Within two years from the change in local leadership in 2010 and through constant involvement of the community in program identification and implementation, the former rebels were able to set aside their distrust and skepticism and became busy with planting crops, raising livestock and managing fishponds with the help of initial capital assistance provided by the LGU under a cost-recovery plan.
The increase in the number of farmers in Kauswagan helped reduce the town’s poverty incidence from 79 percent in 2009 to 47.5 percent in 2013.
Peace has returned to Kauswagan, which is now visited often by officials from other cities and municipalities who want to know more about how to effectively bridge the gap between Christians and Muslims and to promote peace and development.
In Tagum City, Davao Del Norte province, trash-filled and crime-ridden streets now host 317 vendors and small-scale entrepreneurs who are earning more than ever because of a bustling and organized night market.
Residents of Quezon province, meanwhile, are enjoying an increased harvest of crabs, fish and shellfish because of a massive mangrove replanting program that has restored the homes of various species of fish, crustaceans and mollusks, and improved the lives of coastal communities.
These innovative programs implemented jointly by LGUs, residents and partners in the government, the private sector and civil society are among the 10 local government programs deemed worthy to receive this year’s Galing Pook Awards, which recognize the best examples of good governance at work in the Philippines.
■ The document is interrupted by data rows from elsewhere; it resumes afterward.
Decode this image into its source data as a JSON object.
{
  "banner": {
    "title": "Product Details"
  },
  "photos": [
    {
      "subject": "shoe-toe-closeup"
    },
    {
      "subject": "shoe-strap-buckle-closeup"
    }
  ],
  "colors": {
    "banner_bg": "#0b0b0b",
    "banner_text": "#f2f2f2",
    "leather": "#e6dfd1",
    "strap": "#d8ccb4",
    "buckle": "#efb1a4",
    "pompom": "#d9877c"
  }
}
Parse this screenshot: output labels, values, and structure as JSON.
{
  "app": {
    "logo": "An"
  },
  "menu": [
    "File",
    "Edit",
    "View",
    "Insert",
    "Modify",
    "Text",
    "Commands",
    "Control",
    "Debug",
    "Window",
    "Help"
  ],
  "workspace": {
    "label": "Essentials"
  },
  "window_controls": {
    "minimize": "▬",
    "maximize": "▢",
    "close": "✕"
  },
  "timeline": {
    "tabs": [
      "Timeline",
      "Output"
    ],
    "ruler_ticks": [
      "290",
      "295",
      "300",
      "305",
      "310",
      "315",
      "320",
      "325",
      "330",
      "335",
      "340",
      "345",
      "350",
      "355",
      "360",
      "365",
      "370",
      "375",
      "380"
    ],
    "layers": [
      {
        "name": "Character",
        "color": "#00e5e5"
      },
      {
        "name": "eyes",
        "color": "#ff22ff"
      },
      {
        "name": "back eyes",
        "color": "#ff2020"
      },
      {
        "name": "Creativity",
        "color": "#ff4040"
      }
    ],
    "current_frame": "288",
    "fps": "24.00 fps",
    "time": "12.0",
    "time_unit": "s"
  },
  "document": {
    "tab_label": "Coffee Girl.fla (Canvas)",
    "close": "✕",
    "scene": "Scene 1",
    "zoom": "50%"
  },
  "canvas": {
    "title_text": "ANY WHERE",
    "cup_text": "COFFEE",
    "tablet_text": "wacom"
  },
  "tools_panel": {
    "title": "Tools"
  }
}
The awards are given by Galing Pook Foundation, which was established in 1993 following the passage of the Local Government Code in 1991 to champion innovation and excellence in local governance and to recognize innovative and trailblazing programs that can serve as benchmarks and inspiration for other LGUs.
The awardees are chosen from a national search of local governance programs, which are evaluated through a rigorous screening process according to positive results and impact, promotion of people’s participation and empowerment, sustainability and efficiency of service delivery.
President Aquino will formally recognize this year’s Galing Pook awardees in Malacañang on Oct. 21.
Galing Pook Foundation chair Ma. Lourdes C. Fernando, former mayor of Marikina City, said in a statement that this year’s good governance examples were “surprising in their simplicity” and could be readily replicated in other barangays (villages), municipalities, cities and provinces.
On the list of this year’s awardees are the health delivery program of the provincial government of Quezon that covers the remotest barangays and Quezon City’s socialized housing project for the urban poor and Klinika Bernardo, which provides HIV/AIDS (human immunodeficiency virus/acquired immune deficiency syndrome) patients with health services in a stigma-free and nondiscriminatory environment.
The provincial government of Tarlac likewise delivered an award-winning program, the Linaw Tingin project, that provides quality eye-care services with a special focus on the marginalized and poor communities, while Legazpi City in Albay province boasts of its integrated land transport terminal that has reduced traffic congestion and chaos in the city, where about 350,000 students, businessmen and tourists converge every day.
In Mindanao, the provincial government of South Cotabato implemented a novel sanitary landfill project that involves the resources and participation of constituent LGUs, while Dipolog City embarked on the Dipolog Boulevard project that transformed the coastline overcrowded with informal settlers into a venue for economic activities and recreation, with displaced families provided low-cost housing and alternative livelihood.
Fernando said this year’s winners offered interesting cases of high-finance ventures using minimal capital outlay from LGUs and “soft initiatives” that have made a more positive impact on the people and communities than the hard, multimillion-peso infrastructure projects traditionally favored by most politicians.
The projects may be different but a common denominator is close coordination between the elected local government leaders and the community members—from conceptualization to implementation—so that there is buy-in and commitment in seeing the innovative and award-winning programs through.